Every sunday, I make muffins, cookies or other home-made snack for my girls to take to school everyday. I took this recipe from London's famous Primrose Bakery's book "Cupcakes". This is probably the most delicious muffin I have EVER tasted!
Preheat oven to 160ºC (convection) or 180ºC regular
Makes 12 regular cupcakes
Ingredients:
125grs Unsalted Butter, at room temperature
250grs Caster Sugar
2 Eggs
1 tsp Vanilla Extract
250grs Plain Flour, sifted
2 tsps Baking Powder
4 Ripe Bananas, mashed with fork
175grs dark Chocolate (70% Cocoa), broken or chopped into small pieces
Preparation:
Preheat oven and line a 12-hole muffin tray with cupcake cases.
In a large mixing bowl, cream the butter and sugar until the mixture is pale and smooth, which should take 3-5 minutes using an electric hand mixer. Add the eggs and vanilla extract and beat again briefly. Add the flour and baking powder and beat again until well combined.
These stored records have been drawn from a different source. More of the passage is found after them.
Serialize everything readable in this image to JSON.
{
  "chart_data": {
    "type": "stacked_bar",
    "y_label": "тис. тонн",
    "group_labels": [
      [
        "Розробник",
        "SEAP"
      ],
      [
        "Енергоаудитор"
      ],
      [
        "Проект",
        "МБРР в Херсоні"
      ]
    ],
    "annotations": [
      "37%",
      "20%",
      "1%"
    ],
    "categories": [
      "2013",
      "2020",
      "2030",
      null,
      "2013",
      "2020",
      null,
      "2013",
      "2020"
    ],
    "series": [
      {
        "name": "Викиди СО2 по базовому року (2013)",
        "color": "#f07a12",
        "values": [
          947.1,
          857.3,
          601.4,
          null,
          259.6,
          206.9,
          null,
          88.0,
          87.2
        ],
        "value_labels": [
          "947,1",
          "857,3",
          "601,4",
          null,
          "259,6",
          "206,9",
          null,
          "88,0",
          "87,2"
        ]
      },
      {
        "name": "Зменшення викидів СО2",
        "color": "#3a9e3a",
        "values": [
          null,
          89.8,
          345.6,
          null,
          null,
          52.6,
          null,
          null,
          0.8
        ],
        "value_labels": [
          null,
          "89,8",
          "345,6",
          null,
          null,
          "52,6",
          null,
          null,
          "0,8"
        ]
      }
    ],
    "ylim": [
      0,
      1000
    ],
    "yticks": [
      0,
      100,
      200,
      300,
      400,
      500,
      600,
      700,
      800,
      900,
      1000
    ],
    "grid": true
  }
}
Stir in the mashed bananas and chocolate pieces using a wooden spoon.
Carfully spoon th emixture into the cupcake cases, filling them to about two-thurds full. Bake in the oven for about 25 minutes. To check they are cooked, insert a skewer in the centre of one of the cakes - it should come out clean.
Remove from the oven and leave the cakes in their tins for about 10 minutes before carefully placing on a wire rack to cool.
Note 1: The original recipe suggests icing the cupcakes with Chocolate Buttercream icing. This is a great idea for a party, but I do not ice school snacks (the teachers, I am sure, do not need any child to be on a sugar rush)...
Note 2: As for the Chocolate - I like to take a bar of dark chocolate and chopping it up with the chopping attachment from my hand blender. The chocolate comes out in all sorts of different sized chunks meaning that each muffin is completely different from the last.